Table 2.

Clinical transplantation in Huntington’s disease.

Study (year)	Clinical size	Type of cell	Clinical outcome	Negative effects	Ref.
Bachoud-Levi et al. (2006, 2009, 2000)	Five patients	Whole ganglionic eminence	Three of five patients showed stability of symptoms or clinical improvement for 4–6 years	One patient showed development of a putaminial cyst	[4,99,108]
Capetian et al. (2009)	One patient	Whole ganglionic eminence	UHDRS score stability for 6 months. Survival and differentiation of grafted cells	None reported (patient died from unrelated causes)	[109]
Cicchetti et al. (2009, 2014)	Three patients	Lateral ventricular eminence containing striatal primordia	Improvement of UHDRS in two of three patients for up to 18 months before returning to presurgical levels	Grafts underwent disease-like neuronal degeneration. Cortical hemorrhage, subdural hematoma following surgery	[5,100]
Freeman et al. (2000)	One patient	Lateral ventricular eminence containing striatal primordia	Stability of UHDRS 15 months following transplantation. Transplants integrated into the host tissue	None reported	[110]
Furtado et al. (2005)	Seven patients	Fetal striatal tissue	Transplants failed to restore fluorodeoxyglucose uptake and D1 and D2 receptor binding in subjects	Possible technical issues with regards to the ganglionic eminence and in targeting the striatum	[111]
Hauser et al. (2002)	Seven patients	Fetal striata	Grafts developed striatal morphology, UHDRS improved significantly 12 months following surgery	Three subjects developed subdural hemorrhages, one patient died 18 months following surgery from probable cardiac arrhythmia	[112]
Keene et al. (2007)	Two patients	Fetal lateral ganglionic eminence	Improved ambulation 3 months following transplant in one patient. In both patients, transplanted cells displayed morphology of neurons and astrocytes	One patient reported chronic headaches following surgery and was treated for bilateral subdural hematomas. Reported that transplants did not have an effect on the course of HD	[113]
Keene et al. (2009)	One patient	Fetal neuronal tissue	Clinical improvement for UHDRS for 2 years. Patient died 121 months following surgery from complications of advanced HD	Three mass lesions and one large cyst were present on the left caudate and putamen. Five mass lesions and two cysts were present on the right caudate and putamen	[6]
Kopyov et al. (1998)	Three patients	Lateral ganglionic eminence	Clinical improvement for UHDRS for all three patients 12 months following surgery. Graft survival and growth within the striatum without displacing host tissue	None reported	[114]
Krystkowiak et al. (2007)	13 patients	Fetal neuronal tissue	Pre- and post-UHDRS were not reported. Four of the 13 patients had grafts that did not display signs of rejection	Biological, radiological and clinical rejection of grafts in other subjects (reversible under immunosuppressive treatment)	[115]

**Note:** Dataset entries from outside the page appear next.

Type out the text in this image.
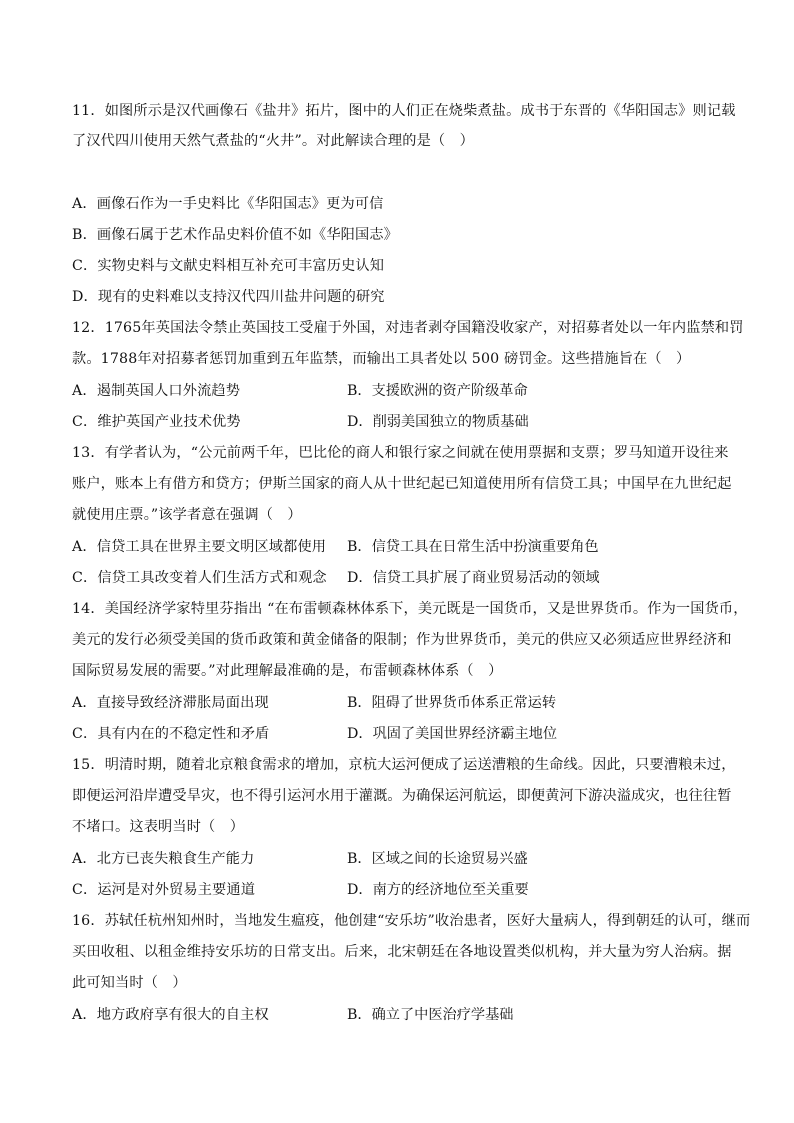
11．如图所示是汉代画像石《盐井》拓片，图中的人们正在烧柴煮盐。成书于东晋的《华阳国志》则记载
了汉代四川使用天然气煮盐的“火井”。对此解读合理的是（　）
A．画像石作为一手史料比《华阳国志》更为可信
B．画像石属于艺术作品史料价值不如《华阳国志》
C．实物史料与文献史料相互补充可丰富历史认知
D．现有的史料难以支持汉代四川盐井问题的研究
12．1765年英国法令禁止英国技工受雇于外国，对违者剥夺国籍没收家产，对招募者处以一年内监禁和罚
款。1788年对招募者惩罚加重到五年监禁，而输出工具者处以 500 磅罚金。这些措施旨在（　）
A．遏制英国人口外流趋势	B．支援欧洲的资产阶级革命
C．维护英国产业技术优势	D．削弱美国独立的物质基础
13．有学者认为，“公元前两千年，巴比伦的商人和银行家之间就在使用票据和支票；罗马知道开设往来
账户，账本上有借方和贷方；伊斯兰国家的商人从十世纪起已知道使用所有信贷工具；中国早在九世纪起
就使用庄票。”该学者意在强调（　）
A．信贷工具在世界主要文明区域都使用	B．信贷工具在日常生活中扮演重要角色
C．信贷工具改变着人们生活方式和观念	D．信贷工具扩展了商业贸易活动的领域
14．美国经济学家特里芬指出 “在布雷顿森林体系下，美元既是一国货币，又是世界货币。作为一国货币，
美元的发行必须受美国的货币政策和黄金储备的限制；作为世界货币，美元的供应又必须适应世界经济和
国际贸易发展的需要。”对此理解最准确的是，布雷顿森林体系（　）
A．直接导致经济滞胀局面出现	B．阻碍了世界货币体系正常运转
C．具有内在的不稳定性和矛盾	D．巩固了美国世界经济霸主地位
15．明清时期，随着北京粮食需求的增加，京杭大运河便成了运送漕粮的生命线。因此，只要漕粮未过，
即便运河沿岸遭受旱灾，也不得引运河水用于灌溉。为确保运河航运，即便黄河下游决溢成灾，也往往暂
不堵口。这表明当时（　）
A．北方已丧失粮食生产能力	B．区域之间的长途贸易兴盛
C．运河是对外贸易主要通道	D．南方的经济地位至关重要
16．苏轼任杭州知州时，当地发生瘟疫，他创建“安乐坊”收治患者，医好大量病人，得到朝廷的认可，继而
买田收租、以租金维持安乐坊的日常支出。后来，北宋朝廷在各地设置类似机构，并大量为穷人治病。据
此可知当时（　）
A．地方政府享有很大的自主权	B．确立了中医治疗学基础
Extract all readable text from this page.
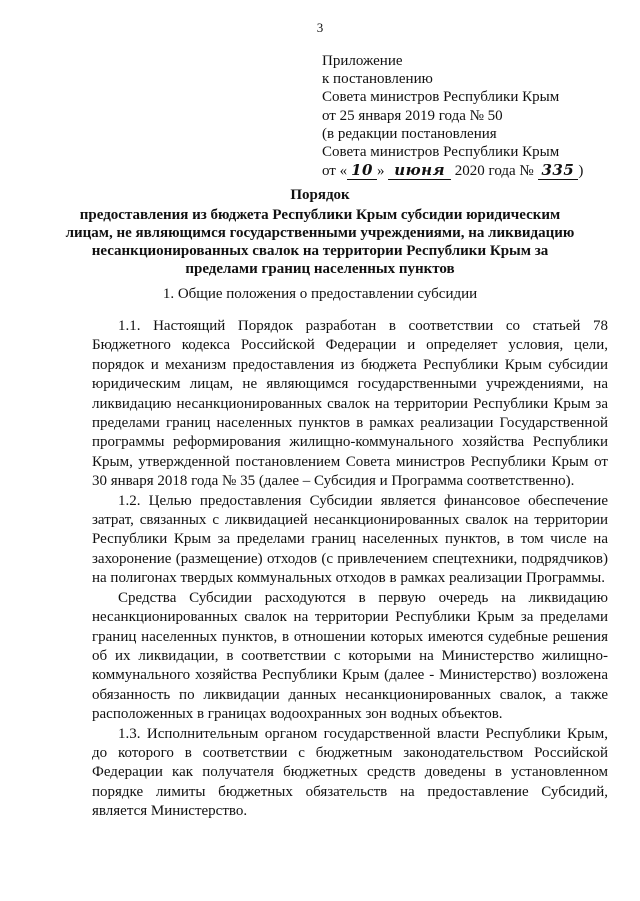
3
Приложение
к постановлению
Совета министров Республики Крым
от 25 января 2019 года № 50
(в редакции постановления
Совета министров Республики Крым
от « 10 » июня 2020 года № 335 )
Порядок
предоставления из бюджета Республики Крым субсидии юридическим лицам, не являющимся государственными учреждениями, на ликвидацию несанкционированных свалок на территории Республики Крым за пределами границ населенных пунктов
1. Общие положения о предоставлении субсидии

1.1. Настоящий Порядок разработан в соответствии со статьей 78 Бюджетного кодекса Российской Федерации и определяет условия, цели, порядок и механизм предоставления из бюджета Республики Крым субсидии юридическим лицам, не являющимся государственными учреждениями, на ликвидацию несанкционированных свалок на территории Республики Крым за пределами границ населенных пунктов в рамках реализации Государственной программы реформирования жилищно-коммунального хозяйства Республики Крым, утвержденной постановлением Совета министров Республики Крым от 30 января 2018 года № 35 (далее – Субсидия и Программа соответственно).

1.2. Целью предоставления Субсидии является финансовое обеспечение затрат, связанных с ликвидацией несанкционированных свалок на территории Республики Крым за пределами границ населенных пунктов, в том числе на захоронение (размещение) отходов (с привлечением спецтехники, подрядчиков) на полигонах твердых коммунальных отходов в рамках реализации Программы.

Средства Субсидии расходуются в первую очередь на ликвидацию несанкционированных свалок на территории Республики Крым за пределами границ населенных пунктов, в отношении которых имеются судебные решения об их ликвидации, в соответствии с которыми на Министерство жилищно-коммунального хозяйства Республики Крым (далее - Министерство) возложена обязанность по ликвидации данных несанкционированных свалок, а также расположенных в границах водоохранных зон водных объектов.

1.3. Исполнительным органом государственной власти Республики Крым, до которого в соответствии с бюджетным законодательством Российской Федерации как получателя бюджетных средств доведены в установленном порядке лимиты бюджетных обязательств на предоставление Субсидий, является Министерство.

Reuter et al. (2008)	Two Patients	Whole ganglionic Eminence	Clinical improvement for UHDRS over 5-year period for one patient. Increased striatal D2 receptor binding, suggesting long-term survival and efficacy of grafts	None reported	[101]

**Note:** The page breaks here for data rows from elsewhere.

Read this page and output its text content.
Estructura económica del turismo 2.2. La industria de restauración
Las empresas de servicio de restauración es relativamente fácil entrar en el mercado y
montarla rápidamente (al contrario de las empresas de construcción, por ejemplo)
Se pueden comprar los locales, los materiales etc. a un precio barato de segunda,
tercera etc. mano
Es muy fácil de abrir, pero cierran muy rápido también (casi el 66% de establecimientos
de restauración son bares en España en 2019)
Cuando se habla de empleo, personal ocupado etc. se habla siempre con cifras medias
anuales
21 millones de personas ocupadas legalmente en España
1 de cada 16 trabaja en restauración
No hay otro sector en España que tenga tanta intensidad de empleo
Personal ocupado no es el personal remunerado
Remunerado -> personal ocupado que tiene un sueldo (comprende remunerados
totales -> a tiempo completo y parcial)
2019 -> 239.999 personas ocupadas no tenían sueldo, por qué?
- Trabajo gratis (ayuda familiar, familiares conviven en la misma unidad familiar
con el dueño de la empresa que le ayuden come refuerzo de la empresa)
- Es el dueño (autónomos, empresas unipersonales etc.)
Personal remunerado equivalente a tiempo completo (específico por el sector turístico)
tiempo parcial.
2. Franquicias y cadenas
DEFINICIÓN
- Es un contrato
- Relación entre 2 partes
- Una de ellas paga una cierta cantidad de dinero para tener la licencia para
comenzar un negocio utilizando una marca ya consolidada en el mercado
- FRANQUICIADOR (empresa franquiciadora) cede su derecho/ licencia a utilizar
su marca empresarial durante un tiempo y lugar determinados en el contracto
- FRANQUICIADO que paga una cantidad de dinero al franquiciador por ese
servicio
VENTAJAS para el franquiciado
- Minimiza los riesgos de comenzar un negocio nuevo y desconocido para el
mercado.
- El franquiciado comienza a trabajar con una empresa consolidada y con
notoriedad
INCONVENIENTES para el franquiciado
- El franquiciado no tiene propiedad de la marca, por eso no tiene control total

Rosser et al. (2002)	Four Patients	Whole ganglionic Eminence	Stability of UHDRS as well as cognitive ability up to 6 months following surgery. Graft survival without Overgrowth	None reported	[116]
Philpott et al(1997)	Three Patients	Lateral ganglionic Eminence	Increased cognitive functioning 6 months following surgery	None reported	[117]

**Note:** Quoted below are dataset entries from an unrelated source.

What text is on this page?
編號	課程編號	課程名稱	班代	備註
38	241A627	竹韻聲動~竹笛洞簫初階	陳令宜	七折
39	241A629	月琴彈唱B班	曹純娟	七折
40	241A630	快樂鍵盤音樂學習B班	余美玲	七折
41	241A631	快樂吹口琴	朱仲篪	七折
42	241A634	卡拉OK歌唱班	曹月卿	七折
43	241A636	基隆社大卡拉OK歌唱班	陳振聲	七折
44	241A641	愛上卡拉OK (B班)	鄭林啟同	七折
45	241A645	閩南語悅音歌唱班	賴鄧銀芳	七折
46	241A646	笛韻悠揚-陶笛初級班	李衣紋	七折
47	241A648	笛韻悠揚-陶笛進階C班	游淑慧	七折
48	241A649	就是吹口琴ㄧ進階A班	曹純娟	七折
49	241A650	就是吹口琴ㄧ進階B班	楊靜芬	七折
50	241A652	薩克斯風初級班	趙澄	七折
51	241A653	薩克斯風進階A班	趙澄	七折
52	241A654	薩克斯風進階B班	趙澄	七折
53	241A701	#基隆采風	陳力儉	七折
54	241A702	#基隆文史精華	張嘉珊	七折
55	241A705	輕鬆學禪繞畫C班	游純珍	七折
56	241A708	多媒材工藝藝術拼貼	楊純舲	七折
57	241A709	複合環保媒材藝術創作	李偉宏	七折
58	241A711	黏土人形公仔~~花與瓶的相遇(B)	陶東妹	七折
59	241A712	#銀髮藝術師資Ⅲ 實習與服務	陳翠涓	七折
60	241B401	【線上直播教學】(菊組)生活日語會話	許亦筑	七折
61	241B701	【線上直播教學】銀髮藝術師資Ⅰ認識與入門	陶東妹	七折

Gallina et al. (2010)	Four Patients	Whole ganglionic Eminence	Stability or improvement in motor, behavioral and functional scores up to 24 months following surgery	None reported	[104]
Madrazo et al. (1995)	Two patients	Whole ganglionic eminence	Stability or improvement on functional capacity for up to 25 months following surgery when a slow progression of HD was observed	None reported	[118]

HD: Huntingdon’s disease; UHDRS: Unified Huntingdon’s disease rating scale.